By Chip Cutter and Vanessa Fuhrmans

Banking, long dominated by men, now outpaces other industries in promoting women, a point underscored this week when Citigroup Inc. named Jane Fraser as its next chief executive.

The industry has made strides in recent years in elevating women, giving them jobs that place them on the executive track -- and potentially in the corner office. When Ms. Fraser at Citi succeeds Michael Corbat upon his retirement in February, she will become the first woman to run a major Wall Street bank.

The appointment reflects efforts at Citi and some other large financial services firms to put women in roles where they are responsible for big divisions' profits and losses and get the broad experience needed to advance to the highest echelons.

During the financial crisis, Ms. Fraser ran the bank's strategy division, laying the groundwork to shrink the bank and sell units like the Smith Barney brokerage. Citigroup then tapped her to shore up its private bank for the ultrarich. From there she moved to St. Louis to run its mortgage unit, looking after a battered business serving homeowners worried about foreclosure.

In 2015, Ms. Fraser went to Mexico to run the bank's scandal-marred Latin American business, turning over the male-dominated management and boosting its financial performance. Last year, Mr. Corbat and Citigroup's board named her president and put her in charge of the global consumer business. That unit accounts for about 40% of the bank's total revenue.

Despite Citi's historic move, management experts say much work remains in closing the financial industry's gender gap. The chief executives of other large banks such as Goldman Sachs Group Inc., Bank of America Corp. and JPMorgan Chase & Co., are men. Last year, JPMorgan shortlisted two women, Marianne Lake and Jennifer Piepszak, as potential successors.

"Women being promoted to these positions, especially in industries where they are really breaking new ground, happens because of intentionality," said Lorraine Hariton, chief executive of Catalyst, a research and advocacy group that pushes for more women in executive roles. "We still have a long way to go, but I think we're moving in the right direction."

Across the corporate world, the proportion of women moving into the management ranks hasn't changed significantly in recent years, according to data that McKinsey & Co. and LeanIn.org have collected since 2015 on the leadership pipelines inside hundreds of major companies.

Senior women in banking have fared better than in many other sectors, taking 27% of C-level spots. That is higher than the overall C-suite average of 21% women, according to the McKinsey and LeanIn data. In 2019, men outnumbered women in initial promotions into banking management, but women outpaced men at each step beyond, including senior director, vice president, senior vice president and C-suite roles. Over the past few years, the McKinsey data also show the percentage of women at the highest management levels has steadily increased.

Fortune 100 banks have, on the whole, recruited more women into top operational roles than other companies on the list, according to a recent Stanford University analysis.
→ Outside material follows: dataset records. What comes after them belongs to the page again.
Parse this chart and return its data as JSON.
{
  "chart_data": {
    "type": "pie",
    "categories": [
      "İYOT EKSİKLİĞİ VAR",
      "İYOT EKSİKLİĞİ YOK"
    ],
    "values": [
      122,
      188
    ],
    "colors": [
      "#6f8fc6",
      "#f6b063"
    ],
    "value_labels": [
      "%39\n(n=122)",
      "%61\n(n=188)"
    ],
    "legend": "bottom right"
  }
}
Until recently, the largest publicly traded American bank to be run by a woman was KeyCorp. Then-CEO Beth Mooney, who retired in May, became the first woman to run a top 20 bank in the U.S. when she was appointed to the job in 2011.

Many banks have strong retail-banking operations that employ a significant number of women in consumer-facing roles, resulting in deeper potential talent pools, Ms. Hariton said. Efforts to promote women in banking have also been helped by a decadeslong wave of consolidation in which traditional Wall Street banks have expanded their consumer-banking operations, she said.

But the ascendance of women into the top jobs on Wall Street over time has been slow, marred by decades of allegations of gender bias, unequal pay and sexual harassment. Women have long complained of a masculine culture in banking fueled by late-night strip club visits or off-color remarks on trading floors. One well-known 1996 lawsuit alleged the basement of Smith Barney functioned as a so-called boom boom room.

Even some women who reach the most senior levels in finance sense that their gender has hindered their advancement, according to a McKinsey survey of high-ranking women. More than 50% of women surveyed who had reached the level of vice president or above said they missed out on opportunities because of their gender, compared with 10% of the men surveyed.

A number of banks have set up programs to identify promising women earlier in their careers, moving them into roles with profit-and-loss responsibilities, or pairing them with seasoned executives or board members who act as mentors, said Lee Hanson, vice chair of the financial services practice at executive-recruiting firm Heidrick & Struggles International Inc. As more women have been added to bank boards, more companies have also made gender and racial equity a priority within their management ranks and beyond, she said.

"Now that we've seen, truly, this glass ceiling broken, I definitely think there's going to be more attention," Ms. Hanson said.

Margaret Keane, CEO of Synchrony Financial -- one of the largest U.S. banks to be run by a woman -- said she got on the leadership track, in part, by making sure to get operational experience early on in her career, at then-Citicorp. There, she got her start in one of the bank's call centers and was in a marketing position when she asked to take on a sales role with profit-and-loss responsibilities -- technically a step down at the time.

"You need a wealth of experience along the way," she said in an interview last year. Though it may feel counterintuitive, women who have built careers in other parts of the business "may have to take a step back or make a lateral move before they can move up."